The full Buck Moon is so-called because its month, July, is notably when male deer (bucks) begin to spectacularly increase the size of their antlers—which are not horns but the fastest-growing bones known to humans—at a blistering rate of 1/4 to 1 inch per day, gaining as much as a pound of weight every 24 hours. They are covered with an exquisite velvet that gets rubbed off and are used to attract mates and fight off challengers.
This month, the full Buck Moon will occur on July 21, at exactly 6:17 a.m. EDT. That means it will have reached its peak illumination, the instant at which a full moon officially becomes full, and is, practically speaking, exactly opposite the sun viewed from Earth. Thus, a moon reaches its fullest and roundest to the extent that fullness and roundness can be achieved in moons. This also means that many places around the world and in North America will not see the moon the second it technically becomes “full.” The very next second it is no longer technically full.
Be that as it may, the moon moves very slowly in its orbit around the Earth, circling once a month, and won’t have changed position much a day or two before or after July 21. You won’t have any problem recognizing a moon that looks full to the human eye around then. Particularly for observers in the aforesaid EDT zone, at 6:17 a.m., the aforesaid time of its technical peak fullness, the full Buck Moon will be below the horizon. So scan the arch of the sky on the nights before or after.

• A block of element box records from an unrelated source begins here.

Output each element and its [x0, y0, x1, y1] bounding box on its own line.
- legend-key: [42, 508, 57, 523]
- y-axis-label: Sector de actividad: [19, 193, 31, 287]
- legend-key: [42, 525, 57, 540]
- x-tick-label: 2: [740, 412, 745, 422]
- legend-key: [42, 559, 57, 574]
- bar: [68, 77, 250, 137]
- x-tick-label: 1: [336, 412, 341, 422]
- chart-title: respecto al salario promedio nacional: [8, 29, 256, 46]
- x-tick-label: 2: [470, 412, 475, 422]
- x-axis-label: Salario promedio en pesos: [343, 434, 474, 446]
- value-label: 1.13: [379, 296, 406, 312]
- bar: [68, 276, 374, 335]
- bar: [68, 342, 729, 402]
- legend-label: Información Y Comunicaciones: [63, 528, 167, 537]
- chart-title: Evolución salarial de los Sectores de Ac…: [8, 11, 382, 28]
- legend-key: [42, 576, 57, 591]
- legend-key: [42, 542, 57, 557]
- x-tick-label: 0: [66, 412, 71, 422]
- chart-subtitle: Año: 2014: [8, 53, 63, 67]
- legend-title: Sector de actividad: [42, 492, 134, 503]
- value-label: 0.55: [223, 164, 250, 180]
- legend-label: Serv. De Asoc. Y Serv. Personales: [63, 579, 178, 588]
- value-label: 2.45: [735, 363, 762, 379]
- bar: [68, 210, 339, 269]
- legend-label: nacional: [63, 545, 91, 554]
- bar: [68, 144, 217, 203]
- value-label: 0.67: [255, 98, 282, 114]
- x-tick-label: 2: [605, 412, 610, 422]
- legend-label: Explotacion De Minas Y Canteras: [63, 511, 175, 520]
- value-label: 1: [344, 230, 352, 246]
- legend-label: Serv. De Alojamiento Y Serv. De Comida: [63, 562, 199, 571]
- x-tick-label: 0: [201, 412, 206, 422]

Befitting a full moon of its name, this month’s Buck Moon will be found in the constellation of the archer, Sagittarius (also called the teapot). Less frequently, it falls more easterly in Capricornus the Sea Goat. Both constellations lie about the southern horizon, for observers in the northern hemisphere.
Gazing toward the grove of stars appearing in the pallid sky around sunset, turn toward the east to find the full moon rising; as mentioned, full moons and the sun are directly opposite, so naturally, when one sets in one cardinal direction the other will rise to its opposite. Full Buck Moons tend to hang nearer the horizon as opposed to higher in the sky; as summer suns arc high during the day and stay up longer than winter suns, summer moons do the opposite, hovering lower for shorter durations at night while reversing this trend in winter.
Moon, moons, and more moons. But there will also be planets and notable stars to keep the moon company on July 21. Mercury, Saturn, Mars, and Jupiter will follow the full Buck Moon’s rise and all parade across the sky together. The Summer Triangle of stars will arrive—Vega, Deneb, and Altair—and an upside-down Big Dipper. So weather permitting, grab a loved one as company of your own and savor a cosmic spectacle in the summer air with the moonlight down low.